Which makes it look like the top-level `<html>` element is malformed. For the life of me I can't figured out where the error is.
For what it's worth, I get the same error when removing the troublesome elements manually instead of using `sed`.
Is there something I can do to extract this element properly instead of resorting to [string parsing my html](https://stackoverflow.com/a/1732454/4709762)?
---
[^1]: Never mind why, really. this is _very much_ several levels down on an X-Y problem where I finally have _a single_ atomic issue I can ask about.
Top Answer
wizzwizz4
Your page isn't valid XHTML. I'll just snip out the middle to make it easier to see:
```html
<!DOCTYPE html>
<html lang="en">
<!-- head.inc -->
<title>
/docs/man1.1.1/man1/index.html
</title>
<meta charset="utf-8">
*snip*
<link href="//fonts.googleapis.com/css?family=PT+Serif:regular,italic,bold,bolditalic" rel="stylesheet" type="text/css">
<link href="//fonts.googleapis.com/css?family=PT+Sans:regular,italic,bold,bolditalic" rel="stylesheet" type="text/css">
<!--[if lt IE 9]>
<script src="https://html5shiv.googlecode.com/svn/trunk/html5.js"></script>
<![endif]-->
<!-- end -->
*snip*
<body>
*snip*
</body>
</html>
```
Notice anything? Here's another hint: the XML parser was looking for a `</link>`.
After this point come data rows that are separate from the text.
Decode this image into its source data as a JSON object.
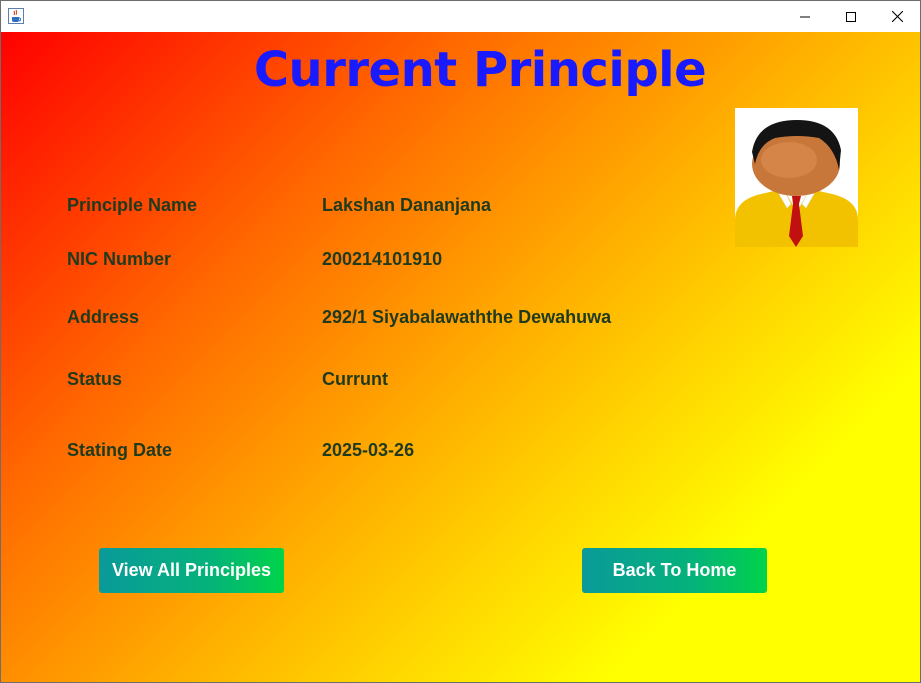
{
  "window": {
    "icon": "java-cup-icon",
    "controls": [
      "minimize-icon",
      "maximize-icon",
      "close-icon"
    ]
  },
  "page": {
    "title": "Current Principle"
  },
  "fields": [
    {
      "label": "Principle Name",
      "value": "Lakshan Dananjana"
    },
    {
      "label": "NIC Number",
      "value": "200214101910"
    },
    {
      "label": "Address",
      "value": "292/1 Siyabalawaththe Dewahuwa"
    },
    {
      "label": "Status",
      "value": "Currunt"
    },
    {
      "label": "Stating Date",
      "value": "2025-03-26"
    }
  ],
  "buttons": {
    "view_all": "View All Principles",
    "back_home": "Back To Home"
  },
  "colors": {
    "title": "#1a1aff",
    "text": "#1f3a1f",
    "gradient_start": "#ff0000",
    "gradient_end": "#ffff00",
    "button_start": "#0a9a9a",
    "button_end": "#00d34a"
  }
}
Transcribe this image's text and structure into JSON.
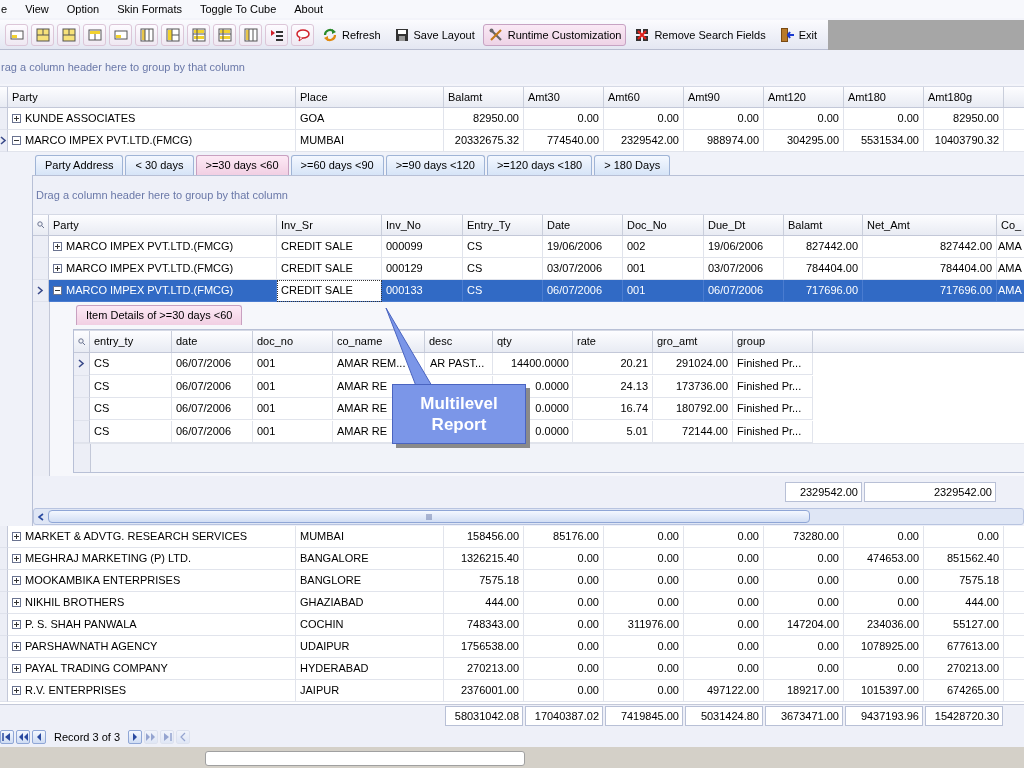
{
  "menu": [
    {
      "label": "e"
    },
    {
      "label": "View"
    },
    {
      "label": "Option"
    },
    {
      "label": "Skin Formats"
    },
    {
      "label": "Toggle To Cube"
    },
    {
      "label": "About"
    }
  ],
  "toolbar": {
    "icon_buttons": [
      {
        "kind": "pane-small"
      },
      {
        "kind": "pane-split"
      },
      {
        "kind": "pane-split"
      },
      {
        "kind": "pane-top"
      },
      {
        "kind": "pane-small"
      },
      {
        "kind": "columns"
      },
      {
        "kind": "columns-left"
      },
      {
        "kind": "rows"
      },
      {
        "kind": "rows"
      },
      {
        "kind": "columns"
      },
      {
        "kind": "indent"
      },
      {
        "kind": "balloon"
      }
    ],
    "buttons": [
      {
        "kind": "refresh",
        "label": "Refresh",
        "pressed": false
      },
      {
        "kind": "save",
        "label": "Save Layout",
        "pressed": false
      },
      {
        "kind": "tools",
        "label": "Runtime Customization",
        "pressed": true
      },
      {
        "kind": "remove",
        "label": "Remove Search Fields",
        "pressed": false
      },
      {
        "kind": "exit",
        "label": "Exit",
        "pressed": false
      }
    ]
  },
  "group_panel": {
    "hint": "rag a column header here to group by that column"
  },
  "main_grid": {
    "columns": [
      {
        "label": "Party",
        "kind": "text"
      },
      {
        "label": "Place",
        "kind": "text"
      },
      {
        "label": "Balamt",
        "kind": "number"
      },
      {
        "label": "Amt30",
        "kind": "number"
      },
      {
        "label": "Amt60",
        "kind": "number"
      },
      {
        "label": "Amt90",
        "kind": "number"
      },
      {
        "label": "Amt120",
        "kind": "number"
      },
      {
        "label": "Amt180",
        "kind": "number"
      },
      {
        "label": "Amt180g",
        "kind": "number"
      }
    ],
    "rows": [
      {
        "cells": [
          "KUNDE ASSOCIATES",
          "GOA",
          "82950.00",
          "0.00",
          "0.00",
          "0.00",
          "0.00",
          "0.00",
          "82950.00"
        ],
        "expanded": false,
        "current": false
      },
      {
        "cells": [
          "MARCO IMPEX PVT.LTD.(FMCG)",
          "MUMBAI",
          "20332675.32",
          "774540.00",
          "2329542.00",
          "988974.00",
          "304295.00",
          "5531534.00",
          "10403790.32"
        ],
        "expanded": true,
        "current": true,
        "detail": {
          "tabs": [
            {
              "label": "Party Address",
              "selected": false
            },
            {
              "label": "< 30 days",
              "selected": false
            },
            {
              "label": ">=30 days <60",
              "selected": true
            },
            {
              "label": ">=60 days <90",
              "selected": false
            },
            {
              "label": ">=90 days <120",
              "selected": false
            },
            {
              "label": ">=120 days <180",
              "selected": false
            },
            {
              "label": "> 180 Days",
              "selected": false
            }
          ],
          "hint": "Drag a column header here to group by that column",
          "columns": [
            {
              "label": "Party",
              "kind": "text"
            },
            {
              "label": "Inv_Sr",
              "kind": "text"
            },
            {
              "label": "Inv_No",
              "kind": "text"
            },
            {
              "label": "Entry_Ty",
              "kind": "text"
            },
            {
              "label": "Date",
              "kind": "text"
            },
            {
              "label": "Doc_No",
              "kind": "text"
            },
            {
              "label": "Due_Dt",
              "kind": "text"
            },
            {
              "label": "Balamt",
              "kind": "number"
            },
            {
              "label": "Net_Amt",
              "kind": "number"
            },
            {
              "label": "Co_",
              "kind": "text"
            }
          ],
          "rows": [
            {
              "cells": [
                "MARCO IMPEX PVT.LTD.(FMCG)",
                "CREDIT SALE",
                "000099",
                "CS",
                "19/06/2006",
                "002",
                "19/06/2006",
                "827442.00",
                "827442.00",
                "AMA"
              ],
              "expanded": false,
              "selected": false,
              "current": false
            },
            {
              "cells": [
                "MARCO IMPEX PVT.LTD.(FMCG)",
                "CREDIT SALE",
                "000129",
                "CS",
                "03/07/2006",
                "001",
                "03/07/2006",
                "784404.00",
                "784404.00",
                "AMA"
              ],
              "expanded": false,
              "selected": false,
              "current": false
            },
            {
              "cells": [
                "MARCO IMPEX PVT.LTD.(FMCG)",
                {
                  "text": "CREDIT SALE",
                  "focused": true
                },
                "000133",
                "CS",
                "06/07/2006",
                "001",
                "06/07/2006",
                "717696.00",
                "717696.00",
                "AMA"
              ],
              "expanded": true,
              "selected": true,
              "current": true,
              "detail": {
                "tabs": [
                  {
                    "label": "Item Details of  >=30 days <60",
                    "selected": true
                  }
                ],
                "columns": [
                  {
                    "label": "entry_ty",
                    "kind": "text"
                  },
                  {
                    "label": "date",
                    "kind": "text"
                  },
                  {
                    "label": "doc_no",
                    "kind": "text"
                  },
                  {
                    "label": "co_name",
                    "kind": "text"
                  },
                  {
                    "label": "desc",
                    "kind": "text"
                  },
                  {
                    "label": "qty",
                    "kind": "number"
                  },
                  {
                    "label": "rate",
                    "kind": "number"
                  },
                  {
                    "label": "gro_amt",
                    "kind": "number"
                  },
                  {
                    "label": "group",
                    "kind": "text"
                  }
                ],
                "rows": [
                  {
                    "left_cells": [
                      "CS",
                      "06/07/2006",
                      "001",
                      "AMAR REM..."
                    ],
                    "description": "AR PAST...",
                    "right_cells": [
                      "14400.0000",
                      "20.21",
                      "291024.00",
                      "Finished Pr..."
                    ],
                    "current": true
                  },
                  {
                    "left_cells": [
                      "CS",
                      "06/07/2006",
                      "001",
                      "AMAR RE"
                    ],
                    "right_cells": [
                      "0.0000",
                      "24.13",
                      "173736.00",
                      "Finished Pr..."
                    ],
                    "current": false
                  },
                  {
                    "left_cells": [
                      "CS",
                      "06/07/2006",
                      "001",
                      "AMAR RE"
                    ],
                    "right_cells": [
                      "0.0000",
                      "16.74",
                      "180792.00",
                      "Finished Pr..."
                    ],
                    "current": false
                  },
                  {
                    "left_cells": [
                      "CS",
                      "06/07/2006",
                      "001",
                      "AMAR RE"
                    ],
                    "right_cells": [
                      "0.0000",
                      "5.01",
                      "72144.00",
                      "Finished Pr..."
                    ],
                    "current": false
                  }
                ]
              }
            }
          ],
          "totals": [
            "2329542.00",
            "2329542.00"
          ]
        }
      },
      {
        "cells": [
          "MARKET & ADVTG. RESEARCH SERVICES",
          "MUMBAI",
          "158456.00",
          "85176.00",
          "0.00",
          "0.00",
          "73280.00",
          "0.00",
          "0.00"
        ],
        "expanded": false,
        "current": false
      },
      {
        "cells": [
          "MEGHRAJ MARKETING (P) LTD.",
          "BANGALORE",
          "1326215.40",
          "0.00",
          "0.00",
          "0.00",
          "0.00",
          "474653.00",
          "851562.40"
        ],
        "expanded": false,
        "current": false
      },
      {
        "cells": [
          "MOOKAMBIKA ENTERPRISES",
          "BANGLORE",
          "7575.18",
          "0.00",
          "0.00",
          "0.00",
          "0.00",
          "0.00",
          "7575.18"
        ],
        "expanded": false,
        "current": false
      },
      {
        "cells": [
          "NIKHIL BROTHERS",
          "GHAZIABAD",
          "444.00",
          "0.00",
          "0.00",
          "0.00",
          "0.00",
          "0.00",
          "444.00"
        ],
        "expanded": false,
        "current": false
      },
      {
        "cells": [
          "P. S. SHAH PANWALA",
          "COCHIN",
          "748343.00",
          "0.00",
          "311976.00",
          "0.00",
          "147204.00",
          "234036.00",
          "55127.00"
        ],
        "expanded": false,
        "current": false
      },
      {
        "cells": [
          "PARSHAWNATH AGENCY",
          "UDAIPUR",
          "1756538.00",
          "0.00",
          "0.00",
          "0.00",
          "0.00",
          "1078925.00",
          "677613.00"
        ],
        "expanded": false,
        "current": false
      },
      {
        "cells": [
          "PAYAL TRADING COMPANY",
          "HYDERABAD",
          "270213.00",
          "0.00",
          "0.00",
          "0.00",
          "0.00",
          "0.00",
          "270213.00"
        ],
        "expanded": false,
        "current": false
      },
      {
        "cells": [
          "R.V. ENTERPRISES",
          "JAIPUR",
          "2376001.00",
          "0.00",
          "0.00",
          "497122.00",
          "189217.00",
          "1015397.00",
          "674265.00"
        ],
        "expanded": false,
        "current": false
      }
    ],
    "totals": [
      "58031042.08",
      "17040387.02",
      "7419845.00",
      "5031424.80",
      "3673471.00",
      "9437193.96",
      "15428720.30"
    ]
  },
  "navigator": {
    "buttons_before": [
      {
        "kind": "first",
        "disabled": false
      },
      {
        "kind": "prev-page",
        "disabled": false
      },
      {
        "kind": "prev",
        "disabled": false
      }
    ],
    "record": "Record 3 of 3",
    "buttons_after": [
      {
        "kind": "next",
        "disabled": false
      },
      {
        "kind": "next-page",
        "disabled": true
      },
      {
        "kind": "last",
        "disabled": true
      },
      {
        "kind": "edge",
        "disabled": true
      }
    ]
  },
  "callout": {
    "text": "Multilevel Report"
  }
}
Yes: [SGML](https://en.wikipedia.org/wiki/Standard_Generalized_Markup_Language)'s self-closing tags need to end with a `/>`, not a `>`, to be valid XML. You're lucky that the (stuff that should be in) `<head>` is the only issue; if you strip everything from `<!-- head.inc -->` to the first `<!-- end -->` before running it through the XML parser, it should work.